Lingkup pekerjaan meliputi pembangunan Fakultas Teknik, Fakultas Farmasi, dan Fakultas Kedokteran, asrama mahasiswa, pusat kegiatan keislaman, jaringan jalan utama kawasan, sistem pencahayaan, dinding penahan tanah, hingga penerapan panel surya sebagai bagian dari dukungan terhadap efisiensi energi dan pembangunan berkelanjutan.
Penyelesaian proyek ini turut ditandai dengan diraihnya Rekor Museum Rekor-Dunia Indonesia (MURI) sebagai perguruan tinggi pertama di Indonesia dengan desain bangunan berlafaz 'Ar-Rahim'.
"Lebih dari sekadar pembangunan fisik, proyek ini diharapkan memberikan dampak nyata bagi masyarakat. Kehadiran fasilitas pendidikan yang modern dan representatif akan meningkatkan kualitas proses belajar mengajar, memperluas akses pendidikan tinggi, serta mendukung lahirnya sumber daya manusia unggul di wilayah Jawa Timur dan Indonesia secara umum," katanya di Jakarta, Kamis (12/2).
Efek Berganda dari Pembangunan
Aktivitas pembangunan dan operasional kawasan juga memberikan efek berganda (multiplier effect) terhadap perekonomian lokal melalui penciptaan lapangan kerja dan penguatan ekosistem usaha di sekitar kampus.
Djoko menyampaikan bahwa keberhasilan ini mencerminkan komitmen perusahaan dalam menjaga kualitas sekaligus memberikan nilai tambah sosial.

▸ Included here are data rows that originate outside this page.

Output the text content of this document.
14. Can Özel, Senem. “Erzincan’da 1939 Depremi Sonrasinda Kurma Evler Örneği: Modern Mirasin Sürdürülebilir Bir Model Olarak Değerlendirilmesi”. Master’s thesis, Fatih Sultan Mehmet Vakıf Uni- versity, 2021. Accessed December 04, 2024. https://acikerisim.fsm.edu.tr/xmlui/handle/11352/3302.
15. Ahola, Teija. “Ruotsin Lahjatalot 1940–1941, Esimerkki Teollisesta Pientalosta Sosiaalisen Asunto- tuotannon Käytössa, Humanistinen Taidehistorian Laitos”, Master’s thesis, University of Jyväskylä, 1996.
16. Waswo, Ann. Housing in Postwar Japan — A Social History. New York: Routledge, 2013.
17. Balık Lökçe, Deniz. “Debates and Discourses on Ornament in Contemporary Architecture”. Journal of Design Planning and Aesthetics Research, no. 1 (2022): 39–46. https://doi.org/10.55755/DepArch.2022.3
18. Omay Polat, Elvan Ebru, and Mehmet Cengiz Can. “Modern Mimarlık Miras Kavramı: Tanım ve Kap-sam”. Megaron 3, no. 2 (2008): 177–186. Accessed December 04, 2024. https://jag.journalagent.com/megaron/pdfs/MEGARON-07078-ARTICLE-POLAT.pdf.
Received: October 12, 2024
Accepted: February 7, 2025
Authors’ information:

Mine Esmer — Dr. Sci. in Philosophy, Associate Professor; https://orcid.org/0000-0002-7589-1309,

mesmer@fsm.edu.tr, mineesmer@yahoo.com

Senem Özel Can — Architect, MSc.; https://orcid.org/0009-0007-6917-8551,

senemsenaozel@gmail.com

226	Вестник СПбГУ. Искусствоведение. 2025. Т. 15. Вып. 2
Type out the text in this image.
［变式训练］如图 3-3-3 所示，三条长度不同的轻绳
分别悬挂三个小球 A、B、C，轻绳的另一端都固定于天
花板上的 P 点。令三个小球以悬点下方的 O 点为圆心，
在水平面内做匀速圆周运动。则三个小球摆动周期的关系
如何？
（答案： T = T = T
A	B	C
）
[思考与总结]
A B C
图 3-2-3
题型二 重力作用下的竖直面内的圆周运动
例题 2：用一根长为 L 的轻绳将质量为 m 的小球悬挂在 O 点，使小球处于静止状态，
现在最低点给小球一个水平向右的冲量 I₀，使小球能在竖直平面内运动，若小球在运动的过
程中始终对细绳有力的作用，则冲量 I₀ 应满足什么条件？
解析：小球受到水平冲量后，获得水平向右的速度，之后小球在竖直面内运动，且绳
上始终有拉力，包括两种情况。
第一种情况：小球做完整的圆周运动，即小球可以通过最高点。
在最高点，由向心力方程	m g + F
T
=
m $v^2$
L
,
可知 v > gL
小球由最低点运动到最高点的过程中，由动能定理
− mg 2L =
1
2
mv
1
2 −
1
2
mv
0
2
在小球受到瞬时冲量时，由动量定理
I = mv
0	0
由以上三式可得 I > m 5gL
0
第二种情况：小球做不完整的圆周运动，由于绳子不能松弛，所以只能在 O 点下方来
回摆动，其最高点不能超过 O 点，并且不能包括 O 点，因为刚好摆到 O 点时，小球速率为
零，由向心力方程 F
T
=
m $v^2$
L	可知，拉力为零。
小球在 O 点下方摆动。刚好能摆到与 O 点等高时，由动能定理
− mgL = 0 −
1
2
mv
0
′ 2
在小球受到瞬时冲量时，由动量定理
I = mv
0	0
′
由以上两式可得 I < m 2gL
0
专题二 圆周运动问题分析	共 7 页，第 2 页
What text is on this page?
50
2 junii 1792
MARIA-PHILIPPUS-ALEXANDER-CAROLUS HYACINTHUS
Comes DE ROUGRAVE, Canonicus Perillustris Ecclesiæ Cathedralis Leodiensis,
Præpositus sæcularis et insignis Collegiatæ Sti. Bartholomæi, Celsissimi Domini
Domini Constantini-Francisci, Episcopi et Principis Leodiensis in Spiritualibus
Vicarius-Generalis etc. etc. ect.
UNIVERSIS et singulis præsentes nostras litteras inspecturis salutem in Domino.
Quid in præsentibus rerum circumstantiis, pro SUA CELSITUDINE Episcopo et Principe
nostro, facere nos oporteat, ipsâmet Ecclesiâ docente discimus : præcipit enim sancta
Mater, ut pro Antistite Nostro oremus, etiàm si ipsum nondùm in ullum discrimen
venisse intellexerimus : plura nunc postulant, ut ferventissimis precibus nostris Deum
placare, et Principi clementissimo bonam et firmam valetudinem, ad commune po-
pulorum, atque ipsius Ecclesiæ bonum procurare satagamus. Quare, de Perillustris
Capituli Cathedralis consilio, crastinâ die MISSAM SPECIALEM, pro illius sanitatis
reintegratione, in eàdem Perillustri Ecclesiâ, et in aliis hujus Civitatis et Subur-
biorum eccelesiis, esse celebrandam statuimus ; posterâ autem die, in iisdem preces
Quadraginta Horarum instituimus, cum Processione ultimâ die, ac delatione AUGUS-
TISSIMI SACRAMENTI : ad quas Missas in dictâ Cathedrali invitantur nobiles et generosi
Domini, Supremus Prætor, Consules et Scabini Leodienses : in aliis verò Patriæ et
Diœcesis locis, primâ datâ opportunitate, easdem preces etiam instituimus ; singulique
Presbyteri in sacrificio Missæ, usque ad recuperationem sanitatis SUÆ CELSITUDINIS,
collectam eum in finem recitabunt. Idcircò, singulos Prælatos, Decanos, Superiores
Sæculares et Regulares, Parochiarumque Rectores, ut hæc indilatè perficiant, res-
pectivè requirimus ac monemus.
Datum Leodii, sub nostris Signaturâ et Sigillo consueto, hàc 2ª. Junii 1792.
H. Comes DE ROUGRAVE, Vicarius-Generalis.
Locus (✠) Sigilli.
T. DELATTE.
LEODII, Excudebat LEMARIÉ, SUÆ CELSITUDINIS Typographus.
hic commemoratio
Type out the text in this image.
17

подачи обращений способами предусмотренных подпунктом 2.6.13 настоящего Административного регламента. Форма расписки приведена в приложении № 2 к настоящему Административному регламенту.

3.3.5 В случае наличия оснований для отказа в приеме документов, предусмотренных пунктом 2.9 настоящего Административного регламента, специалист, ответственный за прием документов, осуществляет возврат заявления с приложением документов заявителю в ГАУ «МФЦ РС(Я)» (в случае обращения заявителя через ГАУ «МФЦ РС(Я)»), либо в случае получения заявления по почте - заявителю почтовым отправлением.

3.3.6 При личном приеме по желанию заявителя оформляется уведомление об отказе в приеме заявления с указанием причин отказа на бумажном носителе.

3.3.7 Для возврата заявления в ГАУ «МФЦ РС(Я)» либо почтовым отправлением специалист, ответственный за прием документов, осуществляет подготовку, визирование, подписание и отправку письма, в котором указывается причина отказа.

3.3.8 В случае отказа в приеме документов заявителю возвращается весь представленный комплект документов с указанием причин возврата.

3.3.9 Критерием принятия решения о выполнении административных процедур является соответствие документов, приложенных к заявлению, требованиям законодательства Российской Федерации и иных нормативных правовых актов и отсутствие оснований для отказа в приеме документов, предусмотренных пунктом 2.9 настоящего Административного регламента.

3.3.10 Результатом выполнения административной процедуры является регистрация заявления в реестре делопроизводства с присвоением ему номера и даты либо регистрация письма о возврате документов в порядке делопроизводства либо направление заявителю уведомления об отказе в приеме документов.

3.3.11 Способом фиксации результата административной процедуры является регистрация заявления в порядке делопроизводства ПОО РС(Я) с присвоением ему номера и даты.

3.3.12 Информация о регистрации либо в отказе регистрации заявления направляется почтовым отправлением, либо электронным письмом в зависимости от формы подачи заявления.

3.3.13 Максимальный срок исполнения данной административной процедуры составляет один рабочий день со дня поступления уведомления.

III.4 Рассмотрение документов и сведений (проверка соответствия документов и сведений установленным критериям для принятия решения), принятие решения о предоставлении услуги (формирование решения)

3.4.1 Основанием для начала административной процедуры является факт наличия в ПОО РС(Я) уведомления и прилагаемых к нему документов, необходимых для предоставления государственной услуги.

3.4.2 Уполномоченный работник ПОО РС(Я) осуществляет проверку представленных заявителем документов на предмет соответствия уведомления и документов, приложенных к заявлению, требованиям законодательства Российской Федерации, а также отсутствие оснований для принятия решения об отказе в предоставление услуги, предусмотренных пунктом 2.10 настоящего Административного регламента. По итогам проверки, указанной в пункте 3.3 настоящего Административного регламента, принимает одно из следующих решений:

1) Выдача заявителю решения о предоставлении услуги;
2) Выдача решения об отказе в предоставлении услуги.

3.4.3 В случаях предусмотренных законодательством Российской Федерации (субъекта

"Pengembangan UIN Maulana Malik Ibrahim Malang Tahap II menunjukkan bagaimana PTPP mampu mengelola proyek kawasan dengan kompleksitas tinggi dan standar tata kelola internasional. Perolehan Rekor MURI sebagai perguruan tinggi pertama dengan desain bangunan berlafaz ‘Ar-Rahim’ menjadi simbol bahwa pembangunan infrastruktur tidak hanya menghadirkan fungsi fisik, tetapi juga membawa makna dan nilai bagi masyarakat," ujar Joko.
Sejalan dengan Agenda Pembangunan Nasional
Ia menambahkan bahwa proyek ini sejalan dengan agenda pembangunan nasional, khususnya dalam mendukung peningkatan kualitas sumber daya manusia, pemerataan akses pendidikan, serta pembangunan berkelanjutan sebagaimana tercermin dalam arah kebijakan pemerintah dan Asta Cita.
Sebagai perusahaan konstruksi terintegrasi, PTPP terus memperkuat kapabilitas operasional melalui penerapan teknologi konstruksi, sistem Enterprise Resource Planning (ERP), serta Building Information Modeling (BIM).
Langkah ini dilakukan untuk memastikan efektivitas pelaksanaan proyek, menjaga kualitas hasil pekerjaan, serta mendukung keberlanjutan pertumbuhan usaha di tengah dinamika industri konstruksi nasional.